But winning the battle against online trolls won’t be easy, Digby Lewis, head of platforms and distribution at Iris, notes. Social media is becoming more visual, so how do algorithms moderate against, say, the person who sent Leslie Jones, the black star of Ghostbusters, a picture of an ape?

Lewis points to Snapchat’s built-in facial recognition: "You need that kind of complex technology to understand Facebook Live or Periscope, and to understand that moderation may not just be required for words and audio but visual as well."

Then there’s the fine balance between censoring users and keeping celebrities who drive huge amounts of user engagement happy. It would be "dangerous" if social platforms were to lose high-profile users, as they help attract brands, Ollerton says.
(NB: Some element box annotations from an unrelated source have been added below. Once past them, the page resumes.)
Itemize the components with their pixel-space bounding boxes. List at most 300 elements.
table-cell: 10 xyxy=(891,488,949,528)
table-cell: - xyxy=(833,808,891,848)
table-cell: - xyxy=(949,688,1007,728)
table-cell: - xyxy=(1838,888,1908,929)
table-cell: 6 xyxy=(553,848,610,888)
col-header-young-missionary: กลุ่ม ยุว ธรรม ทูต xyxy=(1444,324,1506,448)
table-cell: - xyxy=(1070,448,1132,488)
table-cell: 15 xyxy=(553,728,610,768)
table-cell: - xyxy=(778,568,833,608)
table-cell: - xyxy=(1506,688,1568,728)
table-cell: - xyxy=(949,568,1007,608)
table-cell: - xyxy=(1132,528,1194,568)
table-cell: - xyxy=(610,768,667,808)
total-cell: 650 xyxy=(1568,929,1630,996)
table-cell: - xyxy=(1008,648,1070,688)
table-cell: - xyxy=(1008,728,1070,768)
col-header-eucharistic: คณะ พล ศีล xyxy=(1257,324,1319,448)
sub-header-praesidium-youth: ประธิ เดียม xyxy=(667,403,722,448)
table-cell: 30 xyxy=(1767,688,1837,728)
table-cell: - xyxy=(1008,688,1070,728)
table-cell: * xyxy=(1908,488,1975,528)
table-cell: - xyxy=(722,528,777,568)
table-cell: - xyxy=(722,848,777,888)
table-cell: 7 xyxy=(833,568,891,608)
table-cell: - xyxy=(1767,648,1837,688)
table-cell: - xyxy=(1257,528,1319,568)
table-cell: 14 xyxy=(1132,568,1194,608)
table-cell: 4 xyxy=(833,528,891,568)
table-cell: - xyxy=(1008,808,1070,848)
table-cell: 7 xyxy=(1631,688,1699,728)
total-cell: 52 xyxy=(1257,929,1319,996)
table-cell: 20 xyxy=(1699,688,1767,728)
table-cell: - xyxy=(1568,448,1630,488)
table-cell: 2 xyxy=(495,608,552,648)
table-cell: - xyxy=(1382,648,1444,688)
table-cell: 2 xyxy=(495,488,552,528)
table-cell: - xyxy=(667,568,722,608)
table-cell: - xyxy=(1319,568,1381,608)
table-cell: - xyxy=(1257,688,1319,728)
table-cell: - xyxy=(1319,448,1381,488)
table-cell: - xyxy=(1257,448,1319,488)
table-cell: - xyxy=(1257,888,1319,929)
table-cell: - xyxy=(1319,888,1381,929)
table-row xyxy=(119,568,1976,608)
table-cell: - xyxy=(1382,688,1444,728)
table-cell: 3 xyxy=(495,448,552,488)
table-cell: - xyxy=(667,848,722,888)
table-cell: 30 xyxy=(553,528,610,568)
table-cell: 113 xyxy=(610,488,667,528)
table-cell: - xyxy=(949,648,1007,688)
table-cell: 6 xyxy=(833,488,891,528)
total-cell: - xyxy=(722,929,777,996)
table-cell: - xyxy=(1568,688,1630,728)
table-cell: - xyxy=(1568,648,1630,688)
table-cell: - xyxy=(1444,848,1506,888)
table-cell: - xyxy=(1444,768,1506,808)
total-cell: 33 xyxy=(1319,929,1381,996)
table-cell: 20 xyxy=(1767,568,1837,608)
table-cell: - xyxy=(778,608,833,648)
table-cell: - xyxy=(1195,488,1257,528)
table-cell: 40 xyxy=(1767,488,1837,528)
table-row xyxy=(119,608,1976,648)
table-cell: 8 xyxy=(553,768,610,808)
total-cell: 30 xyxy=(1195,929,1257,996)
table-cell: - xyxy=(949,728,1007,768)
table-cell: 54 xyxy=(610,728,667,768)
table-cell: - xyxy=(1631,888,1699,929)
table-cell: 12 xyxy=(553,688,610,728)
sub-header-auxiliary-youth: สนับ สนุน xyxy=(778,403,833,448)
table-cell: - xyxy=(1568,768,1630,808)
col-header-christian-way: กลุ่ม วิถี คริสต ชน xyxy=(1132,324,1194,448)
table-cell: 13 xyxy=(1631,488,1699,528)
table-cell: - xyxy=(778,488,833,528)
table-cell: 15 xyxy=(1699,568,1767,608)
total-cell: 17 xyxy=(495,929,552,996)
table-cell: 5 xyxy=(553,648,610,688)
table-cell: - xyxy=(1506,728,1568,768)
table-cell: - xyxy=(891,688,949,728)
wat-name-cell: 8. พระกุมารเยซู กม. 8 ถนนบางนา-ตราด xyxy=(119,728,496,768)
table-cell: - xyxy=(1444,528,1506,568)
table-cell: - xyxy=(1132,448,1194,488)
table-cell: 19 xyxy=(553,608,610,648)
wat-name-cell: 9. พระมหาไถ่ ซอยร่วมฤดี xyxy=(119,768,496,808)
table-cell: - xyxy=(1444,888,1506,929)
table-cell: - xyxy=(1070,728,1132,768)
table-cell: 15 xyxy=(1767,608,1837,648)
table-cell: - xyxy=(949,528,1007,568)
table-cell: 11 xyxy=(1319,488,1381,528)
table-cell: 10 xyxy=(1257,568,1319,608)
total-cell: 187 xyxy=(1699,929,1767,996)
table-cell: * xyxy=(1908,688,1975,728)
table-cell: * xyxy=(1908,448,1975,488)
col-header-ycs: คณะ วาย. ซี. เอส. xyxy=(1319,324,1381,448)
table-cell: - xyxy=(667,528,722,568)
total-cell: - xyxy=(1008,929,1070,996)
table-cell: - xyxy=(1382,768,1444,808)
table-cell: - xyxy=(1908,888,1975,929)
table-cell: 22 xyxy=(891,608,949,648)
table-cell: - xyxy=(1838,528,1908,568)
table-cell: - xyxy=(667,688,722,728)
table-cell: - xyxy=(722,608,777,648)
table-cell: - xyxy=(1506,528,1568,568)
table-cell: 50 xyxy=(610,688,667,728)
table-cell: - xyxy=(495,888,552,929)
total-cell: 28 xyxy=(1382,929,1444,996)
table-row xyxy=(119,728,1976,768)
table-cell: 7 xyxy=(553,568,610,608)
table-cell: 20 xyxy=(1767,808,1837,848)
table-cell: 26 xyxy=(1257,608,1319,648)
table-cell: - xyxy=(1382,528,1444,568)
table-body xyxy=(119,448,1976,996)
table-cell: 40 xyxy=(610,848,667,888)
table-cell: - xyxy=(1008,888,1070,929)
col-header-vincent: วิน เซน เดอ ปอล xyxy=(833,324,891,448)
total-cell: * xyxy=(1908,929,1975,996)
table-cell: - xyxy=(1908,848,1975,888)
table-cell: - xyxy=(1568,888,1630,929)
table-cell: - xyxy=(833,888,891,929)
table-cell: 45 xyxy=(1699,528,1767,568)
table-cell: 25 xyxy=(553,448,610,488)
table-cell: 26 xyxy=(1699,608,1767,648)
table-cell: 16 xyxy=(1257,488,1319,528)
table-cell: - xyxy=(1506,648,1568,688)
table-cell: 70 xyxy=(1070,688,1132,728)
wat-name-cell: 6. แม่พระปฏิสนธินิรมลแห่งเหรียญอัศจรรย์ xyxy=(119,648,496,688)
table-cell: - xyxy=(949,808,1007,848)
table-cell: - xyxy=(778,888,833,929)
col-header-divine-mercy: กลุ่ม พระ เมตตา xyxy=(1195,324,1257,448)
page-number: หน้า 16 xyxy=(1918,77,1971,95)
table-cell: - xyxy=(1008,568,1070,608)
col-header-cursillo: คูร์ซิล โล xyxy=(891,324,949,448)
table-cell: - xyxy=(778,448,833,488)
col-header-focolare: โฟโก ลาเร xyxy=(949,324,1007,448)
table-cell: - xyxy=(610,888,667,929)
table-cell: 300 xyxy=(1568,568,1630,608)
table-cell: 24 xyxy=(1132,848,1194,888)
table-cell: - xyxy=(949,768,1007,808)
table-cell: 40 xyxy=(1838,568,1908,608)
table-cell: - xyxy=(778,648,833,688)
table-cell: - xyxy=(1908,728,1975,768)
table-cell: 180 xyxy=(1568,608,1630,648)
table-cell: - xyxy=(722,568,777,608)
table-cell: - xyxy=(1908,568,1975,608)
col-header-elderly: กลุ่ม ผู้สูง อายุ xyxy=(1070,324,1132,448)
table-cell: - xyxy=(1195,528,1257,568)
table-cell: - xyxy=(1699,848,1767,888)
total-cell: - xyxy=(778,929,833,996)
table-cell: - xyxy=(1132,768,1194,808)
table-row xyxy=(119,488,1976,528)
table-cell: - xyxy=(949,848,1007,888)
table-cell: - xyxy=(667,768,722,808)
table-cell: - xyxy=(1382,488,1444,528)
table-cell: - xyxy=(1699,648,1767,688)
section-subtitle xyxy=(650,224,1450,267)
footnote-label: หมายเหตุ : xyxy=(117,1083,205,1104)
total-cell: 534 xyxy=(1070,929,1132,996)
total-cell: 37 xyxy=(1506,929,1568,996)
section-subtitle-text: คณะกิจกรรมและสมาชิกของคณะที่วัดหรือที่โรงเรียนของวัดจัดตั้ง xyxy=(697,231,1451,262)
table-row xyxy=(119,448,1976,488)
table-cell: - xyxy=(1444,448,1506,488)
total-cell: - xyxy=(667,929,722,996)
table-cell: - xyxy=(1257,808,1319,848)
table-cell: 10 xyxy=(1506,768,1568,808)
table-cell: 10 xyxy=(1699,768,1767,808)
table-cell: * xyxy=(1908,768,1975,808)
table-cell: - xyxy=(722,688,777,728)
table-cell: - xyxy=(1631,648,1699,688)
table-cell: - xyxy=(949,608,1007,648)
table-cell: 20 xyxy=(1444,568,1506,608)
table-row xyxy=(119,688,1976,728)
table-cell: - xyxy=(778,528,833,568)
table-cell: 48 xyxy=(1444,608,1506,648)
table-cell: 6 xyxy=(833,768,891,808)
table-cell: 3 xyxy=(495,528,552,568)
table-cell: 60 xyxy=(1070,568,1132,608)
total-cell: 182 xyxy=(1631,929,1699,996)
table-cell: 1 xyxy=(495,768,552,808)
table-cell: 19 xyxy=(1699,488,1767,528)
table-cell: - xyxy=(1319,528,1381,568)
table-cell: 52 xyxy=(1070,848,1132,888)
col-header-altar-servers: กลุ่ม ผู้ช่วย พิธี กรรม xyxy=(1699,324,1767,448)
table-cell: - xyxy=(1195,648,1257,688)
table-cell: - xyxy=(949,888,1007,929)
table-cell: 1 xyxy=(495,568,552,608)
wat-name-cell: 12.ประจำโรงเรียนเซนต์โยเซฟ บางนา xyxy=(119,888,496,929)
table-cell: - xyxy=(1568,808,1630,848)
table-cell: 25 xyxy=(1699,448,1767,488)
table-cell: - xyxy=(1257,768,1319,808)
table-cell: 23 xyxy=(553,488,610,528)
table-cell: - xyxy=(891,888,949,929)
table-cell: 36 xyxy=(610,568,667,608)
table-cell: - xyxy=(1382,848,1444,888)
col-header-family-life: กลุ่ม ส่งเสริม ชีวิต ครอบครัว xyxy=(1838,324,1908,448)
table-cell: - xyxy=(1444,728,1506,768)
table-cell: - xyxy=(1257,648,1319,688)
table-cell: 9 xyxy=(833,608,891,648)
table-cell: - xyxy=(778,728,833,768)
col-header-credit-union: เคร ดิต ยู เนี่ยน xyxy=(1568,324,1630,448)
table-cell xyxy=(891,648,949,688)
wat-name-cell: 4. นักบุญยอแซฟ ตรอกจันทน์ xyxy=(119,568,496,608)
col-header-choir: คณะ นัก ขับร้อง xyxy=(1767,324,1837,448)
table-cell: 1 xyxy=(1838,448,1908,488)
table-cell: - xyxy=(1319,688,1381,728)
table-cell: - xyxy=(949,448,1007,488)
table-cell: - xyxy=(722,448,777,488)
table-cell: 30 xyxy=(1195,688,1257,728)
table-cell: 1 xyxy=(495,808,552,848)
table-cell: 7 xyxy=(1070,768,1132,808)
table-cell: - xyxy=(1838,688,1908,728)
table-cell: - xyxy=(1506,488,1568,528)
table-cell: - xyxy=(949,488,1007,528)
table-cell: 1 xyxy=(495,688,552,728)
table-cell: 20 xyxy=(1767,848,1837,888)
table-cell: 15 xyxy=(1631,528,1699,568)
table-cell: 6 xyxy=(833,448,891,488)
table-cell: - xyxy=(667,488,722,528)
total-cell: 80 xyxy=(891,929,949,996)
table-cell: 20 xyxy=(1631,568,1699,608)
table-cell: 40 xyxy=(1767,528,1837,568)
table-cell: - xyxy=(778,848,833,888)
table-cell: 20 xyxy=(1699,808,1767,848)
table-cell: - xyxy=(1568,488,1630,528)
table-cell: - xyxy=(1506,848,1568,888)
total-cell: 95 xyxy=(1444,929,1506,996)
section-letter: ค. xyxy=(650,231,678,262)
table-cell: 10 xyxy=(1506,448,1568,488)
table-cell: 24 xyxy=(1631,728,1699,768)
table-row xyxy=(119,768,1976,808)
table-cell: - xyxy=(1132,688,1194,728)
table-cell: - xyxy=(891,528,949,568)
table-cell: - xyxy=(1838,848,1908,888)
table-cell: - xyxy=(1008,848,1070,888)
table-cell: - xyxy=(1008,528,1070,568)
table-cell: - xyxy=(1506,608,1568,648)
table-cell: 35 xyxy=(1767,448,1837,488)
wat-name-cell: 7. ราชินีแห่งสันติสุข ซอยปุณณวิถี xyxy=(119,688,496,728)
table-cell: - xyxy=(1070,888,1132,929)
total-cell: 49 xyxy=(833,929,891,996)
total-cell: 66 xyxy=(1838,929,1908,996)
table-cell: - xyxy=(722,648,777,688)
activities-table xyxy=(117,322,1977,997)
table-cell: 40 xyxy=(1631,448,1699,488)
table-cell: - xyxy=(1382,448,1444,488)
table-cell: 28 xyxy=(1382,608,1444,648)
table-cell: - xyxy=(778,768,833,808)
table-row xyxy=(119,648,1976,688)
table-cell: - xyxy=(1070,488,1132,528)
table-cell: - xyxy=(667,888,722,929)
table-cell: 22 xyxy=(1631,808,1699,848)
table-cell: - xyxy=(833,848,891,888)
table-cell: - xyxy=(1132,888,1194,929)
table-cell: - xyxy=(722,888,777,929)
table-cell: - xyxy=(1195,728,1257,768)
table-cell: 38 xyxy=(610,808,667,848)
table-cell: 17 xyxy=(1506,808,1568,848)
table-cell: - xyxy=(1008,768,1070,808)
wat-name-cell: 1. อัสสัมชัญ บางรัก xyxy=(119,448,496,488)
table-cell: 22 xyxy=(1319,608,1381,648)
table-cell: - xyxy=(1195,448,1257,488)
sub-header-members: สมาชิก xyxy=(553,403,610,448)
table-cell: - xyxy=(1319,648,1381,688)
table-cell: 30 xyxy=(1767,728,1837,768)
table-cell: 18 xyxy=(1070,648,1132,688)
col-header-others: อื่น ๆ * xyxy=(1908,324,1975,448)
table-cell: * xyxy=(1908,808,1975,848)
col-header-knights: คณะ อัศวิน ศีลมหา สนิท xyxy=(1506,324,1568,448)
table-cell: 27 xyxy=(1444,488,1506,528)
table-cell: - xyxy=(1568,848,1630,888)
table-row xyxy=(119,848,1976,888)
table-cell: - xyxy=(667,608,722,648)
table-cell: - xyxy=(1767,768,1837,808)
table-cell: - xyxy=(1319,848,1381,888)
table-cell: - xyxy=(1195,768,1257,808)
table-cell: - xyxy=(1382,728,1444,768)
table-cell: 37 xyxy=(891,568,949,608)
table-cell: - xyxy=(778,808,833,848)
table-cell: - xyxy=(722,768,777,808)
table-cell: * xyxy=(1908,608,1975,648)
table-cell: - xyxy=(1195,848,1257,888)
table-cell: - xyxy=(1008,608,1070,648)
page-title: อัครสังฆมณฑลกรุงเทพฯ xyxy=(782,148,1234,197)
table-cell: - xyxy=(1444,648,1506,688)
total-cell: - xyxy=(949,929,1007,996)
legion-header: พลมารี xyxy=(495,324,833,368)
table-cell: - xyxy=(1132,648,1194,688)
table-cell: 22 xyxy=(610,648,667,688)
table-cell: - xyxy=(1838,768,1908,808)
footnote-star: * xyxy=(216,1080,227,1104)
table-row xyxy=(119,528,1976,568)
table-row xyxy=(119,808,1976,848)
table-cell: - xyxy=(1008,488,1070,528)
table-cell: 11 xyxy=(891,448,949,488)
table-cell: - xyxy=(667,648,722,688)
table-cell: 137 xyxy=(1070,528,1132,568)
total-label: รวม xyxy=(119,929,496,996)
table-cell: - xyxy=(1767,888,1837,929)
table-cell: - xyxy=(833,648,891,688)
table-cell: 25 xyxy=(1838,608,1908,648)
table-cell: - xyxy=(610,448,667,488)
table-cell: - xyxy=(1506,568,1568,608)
But it’s unlikely that celebrities will desert social media in droves for their own "safe spaces", as actor David Hasselhoff did in 2008. "I don’t think there’s going to be another Hoff Space," Ollerton adds.

Instagram updates

What marketers need to know

  • Like celebrities, advertisers also deal with high levels of abuse from online commentators. More automated tools will make the lives of in-house community managers easier.
  • If celebrities have more capabilities to deal with online abuse, they are more likely to stick around on social platforms. That’s a win for services such as Instagram, as well as the marketers who want to target highly engaged millennial audiences.
  • Comment moderation reduces the risk of advertisers damaging their brands by accidental association with offensive content.